If you don’t know what your limits are yet, then hell yes go get some great ideas on how to push yourself higher and faster.

However – riding along your upper limit is an awful idea, because one misstep and you fling yourself into either burnout or unsustainable territory. If you’re going to use a daily word goal (instead of a ludicrously low minimum and an abstract goal like me), then in my humble, humble opinion the optimal word count lies in a ‘sweet spot’. It’s a word count that you can blow past if you feel inspired while still being doable if your life throws shit at you, because your daily target goal is just that. Daily. It happens if you’ve got to mow the lawn and do chores and go grocery shopping. It happens if your day job was a royal pain in the ass and you just want a nightcap and an early bedtime. It happens if the sun is shining and the snow is gone and spring is dragging you out to the park for ultimate Frisbee. It happens around feeding and transporting children, taking the cat to the vet, and lunches with friends. Barring emergencies, this is a daily word goal that somehow fits into your life.

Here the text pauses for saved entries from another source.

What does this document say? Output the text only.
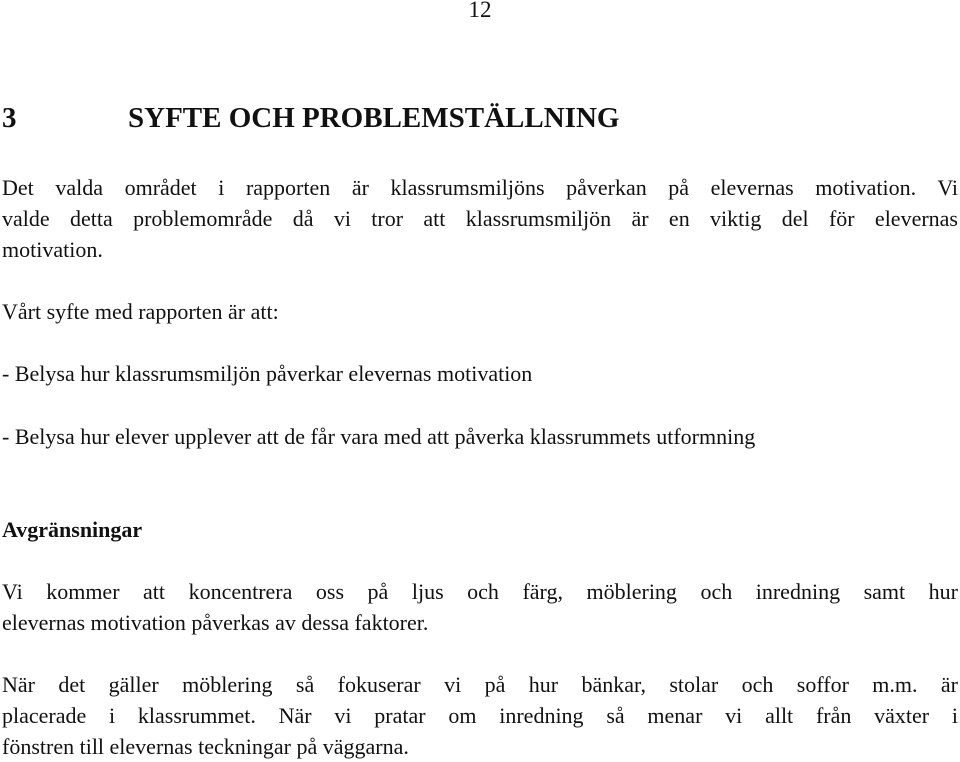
12
3	SYFTE OCH PROBLEMSTÄLLNING

Det valda området i rapporten är klassrumsmiljöns påverkan på elevernas motivation. Vi
valde detta problemområde då vi tror att klassrumsmiljön är en viktig del för elevernas
motivation.

Vårt syfte med rapporten är att:

- Belysa hur klassrumsmiljön påverkar elevernas motivation

- Belysa hur elever upplever att de får vara med att påverka klassrummets utformning

Avgränsningar

Vi kommer att koncentrera oss på ljus och färg, möblering och inredning samt hur
elevernas motivation påverkas av dessa faktorer.

När det gäller möblering så fokuserar vi på hur bänkar, stolar och soffor m.m. är
placerade i klassrummet. När vi pratar om inredning så menar vi allt från växter i
fönstren till elevernas teckningar på väggarna.
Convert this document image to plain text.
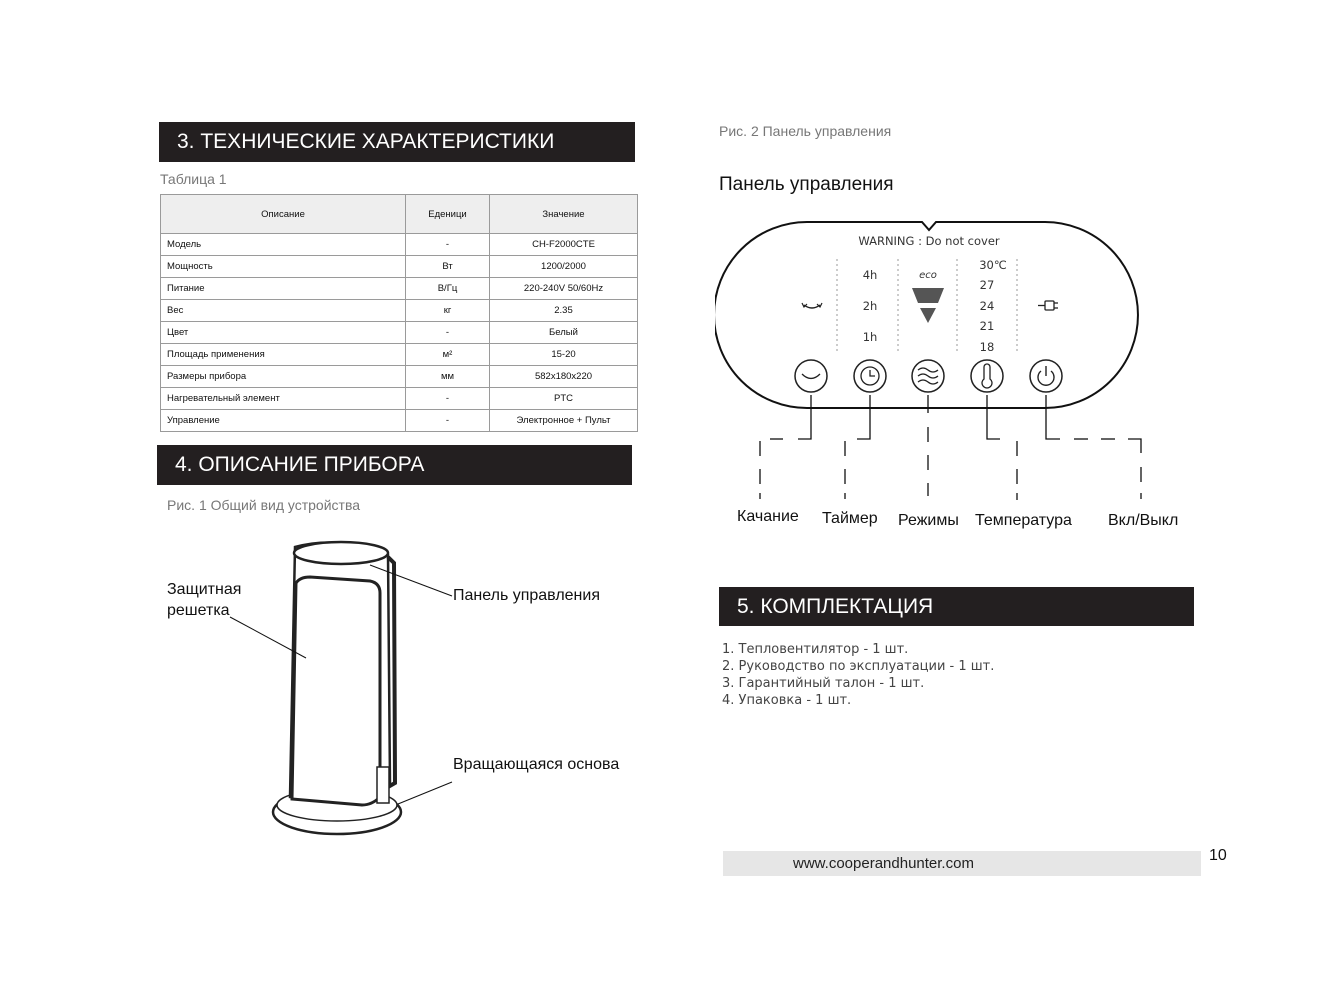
3. ТЕХНИЧЕСКИЕ ХАРАКТЕРИСТИКИ
Таблица 1
Описание	Еденици	Значение
Модель	-	CH-F2000CTE
Мощность	Вт	1200/2000
Питание	В/Гц	220-240V 50/60Hz
Вес	кг	2.35
Цвет	-	Белый
Площадь применения	м²	15-20
Размеры прибора	мм	582x180x220
Нагревательный элемент	-	PTC
Управление	-	Электронное + Пульт
4. ОПИСАНИЕ ПРИБОРА
Рис. 1 Общий вид устройства
Защитная
решетка
Панель управления
Вращающаяся основа
Рис. 2 Панель управления
Панель управления
WARNING : Do not cover
4h
2h
1h
eco
30℃
27
24
21
18
Качание Таймер Режимы Температура Вкл/Выкл
5. КОМПЛЕКТАЦИЯ
1. Тепловентилятор - 1 шт.
2. Руководство по эксплуатации - 1 шт.
3. Гарантийный талон - 1 шт.
4. Упаковка - 1 шт.
www.cooperandhunter.com	10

If I were to set an actual word count goal, in comparison to some of these famous writers over here, mine would be 800 words a day. That’s what I can hit consistently even when life happens, barring the depressive doldrums. (Last year was a bit awful in that for me.) It’s on the bottom edge of what I know I write on an average day plus a bit more, and it will only take me a couple of hours if I’m writing fiction. It’s doable, but it is an actual goal that requires me to stretch myself on off days and it’s not so high I can’t look at it as just the start to my writing for the day on the good ones.

The secret is that the goal you set for yourself should not be so intimidating as to scare you away with the threat of failure. You want the barrier to putting pen to paper or fingers to keyboard or butt in chair to be vanishingly low. The idea is that you’ll get there when you get there, and the point is to set a pace manageable for the long term so that when you do inevitably (and I do mean inevitably) miss days, you don’t lose your momentum. Even if you do have a deadline, the only way to ‘make up’ words on missed days is to take a page from Nanowrimo’s notebook and redistribute your needed words across all your remaining days, otherwise your target word count will snowball to something you can’t hit without burning out and starting will be that much harder.

I’m not sure I’ve read this very often in writing advice blogs (and I’d love links that do, if you have them!), but sitting your ass down and starting needs to be made as easy as humanly possible for you. Nothing else about writing is easy and if your brain is anything like mine, it will take any excuse not to do something that’s hard no matter how rewarding it may be.

So make sitting down easy. Trick your brain. Figure out what motivates you and how and why. Become a scientist and experiment with yourself, changing variables like location and medium until you find something that makes the act of sitting down something you can do without thinking too hard about it. Don’t let your writing become something that needs a superstitious ritual to start, where you’re afraid to change elements for fear you’ll never write again.

Find your preferences. Find your inspirations. Find your limits. Figure out your highest word count and your lowest and your average, and when you’re done figuring all of that out? Find your sweet spot.